3  Auf Regatten darf nur in der offiziellen, von der Riegenleitung bestimmten Ruderkleidung gestartet werden. Ausnahmen sind zulässig für den Start in einer Renngemeinschaft oder falls in einer Auswahlmannschaft eine andere Ruderbekleidung geboten ist.

 

 

§ 9 Motorboote, Bootsanhänger

 

1  Die Nutzung des Motorbootes ist ausschließlich den Trainern und den vom Vorstand beauftragten Personen, die im Besitz des „Sportbootführerschein Binnen“ sind, für die Betreuung des Trainings- und Ausbildungsbetriebs erlaubt.

2  Ein (privater) Bootsanhänger steht den Mitgliedern für Bootstransporte im Rahmen von Regatten und Wanderfahrten zur Verfügung. Die Nutzung ist mit dem Besitzer abzusprechen.

3  Bootsanhänger dürfen nur von Personen gezogen werden, die über ausreichende Erfahrung im Ziehen von Bootsanhängern und über die entsprechenden Kenntnisse der straßenverkehrsrechtlichen Regeln verfügen.

4 Schäden am genutzten Bootsanhänger sind unverzüglich zu melden.
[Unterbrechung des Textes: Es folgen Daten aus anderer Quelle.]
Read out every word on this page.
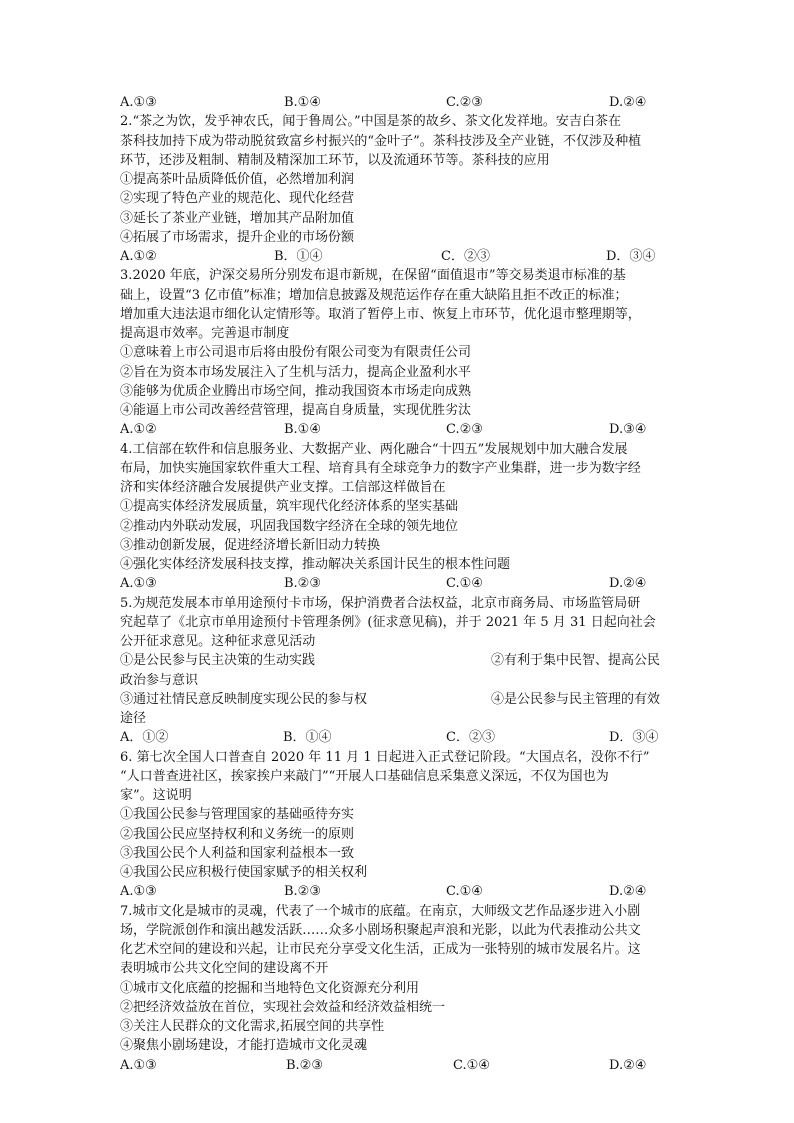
A.①③	B.①④	C.②③	D.②④
2.“茶之为饮，发乎神农氏，闻于鲁周公。”中国是茶的故乡、茶文化发祥地。安吉白茶在
茶科技加持下成为带动脱贫致富乡村振兴的“金叶子”。茶科技涉及全产业链，不仅涉及种植
环节，还涉及粗制、精制及精深加工环节，以及流通环节等。茶科技的应用
①提高茶叶品质降低价值，必然增加利润
②实现了特色产业的规范化、现代化经营
③延长了茶业产业链，增加其产品附加值
④拓展了市场需求，提升企业的市场份额
A.①②	B．①④	C．②③	D．③④
3.2020 年底，沪深交易所分别发布退市新规，在保留“面值退市”等交易类退市标准的基
础上，设置“3 亿市值”标准；增加信息披露及规范运作存在重大缺陷且拒不改正的标准；
增加重大违法退市细化认定情形等。取消了暂停上市、恢复上市环节，优化退市整理期等，
提高退市效率。完善退市制度
①意味着上市公司退市后将由股份有限公司变为有限责任公司
②旨在为资本市场发展注入了生机与活力，提高企业盈利水平
③能够为优质企业腾出市场空间，推动我国资本市场走向成熟
④能逼上市公司改善经营管理，提高自身质量，实现优胜劣汰
A.①②	B.①④	C.②③	D.③④
4.工信部在软件和信息服务业、大数据产业、两化融合“十四五”发展规划中加大融合发展
布局，加快实施国家软件重大工程、培育具有全球竞争力的数字产业集群，进一步为数字经
济和实体经济融合发展提供产业支撑。工信部这样做旨在
①提高实体经济发展质量，筑牢现代化经济体系的坚实基础
②推动内外联动发展，巩固我国数字经济在全球的领先地位
③推动创新发展，促进经济增长新旧动力转换
④强化实体经济发展科技支撑，推动解决关系国计民生的根本性问题
A.①③	B.②③	C.①④	D.②④
5.为规范发展本市单用途预付卡市场，保护消费者合法权益，北京市商务局、市场监管局研
究起草了《北京市单用途预付卡管理条例》(征求意见稿)，并于 2021 年 5 月 31 日起向社会
公开征求意见。这种征求意见活动
①是公民参与民主决策的生动实践	②有利于集中民智、提高公民
政治参与意识
③通过社情民意反映制度实现公民的参与权	④是公民参与民主管理的有效
途径
A．①②	B．①④	C．②③	D．③④
6. 第七次全国人口普查自 2020 年 11 月 1 日起进入正式登记阶段。“大国点名，没你不行”
“人口普查进社区，挨家挨户来敲门”“开展人口基础信息采集意义深远，不仅为国也为
家”。这说明
①我国公民参与管理国家的基础亟待夯实
②我国公民应坚持权利和义务统一的原则
③我国公民个人利益和国家利益根本一致
④我国公民应积极行使国家赋予的相关权利
A.①③	B.②③	C.①④	D.②④
7.城市文化是城市的灵魂，代表了一个城市的底蕴。在南京，大师级文艺作品逐步进入小剧
场，学院派创作和演出越发活跃……众多小剧场积聚起声浪和光影，以此为代表推动公共文
化艺术空间的建设和兴起，让市民充分享受文化生活，正成为一张特别的城市发展名片。这
表明城市公共文化空间的建设离不开
①城市文化底蕴的挖掘和当地特色文化资源充分利用
②把经济效益放在首位，实现社会效益和经济效益相统一
③关注人民群众的文化需求,拓展空间的共享性
④聚焦小剧场建设，才能打造城市文化灵魂
A.①③	B.②③	C.①④	D.②④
Bei Unfällen ist die Riegenleitung schriftlich und unverzüglich über den Schadens- bzw. Unfallhergang zu benachrichtigen.

5    Unterlässt der Bootsanhängerfahrer diese Meldung pflichtwidrig oder ist der Schaden durch ein grob fahrlässiges oder vorsätzliches Verhalten verursacht worden, so kann der Bootsanhängerfahrer für die Wiedergutmachung des eingetretenen Schadens in voller Höhe oder anteilig herangezogen werden.

 

 

§ 10 Verstöße gegen die Ruder- und Bootsordnung

 

1   Bei Verstößen gegen die Ruder- und Bootsordnung kann die Riegenleitung nach vorheriger Anhörung eine Ermahnung und im Wiederholungsfalle oder bei schwerwiegender Störung einen Verweis aussprechen sowie ein Sportverbot und ggf. ergänzend ein Hausverbot verhängen.

 

 

Beschlossen am:          09. 07. 2008

Ergänzungen am:          15. 03. 2015

 

Riegenleitung der Ruderriege TV Waidmannslust e.V.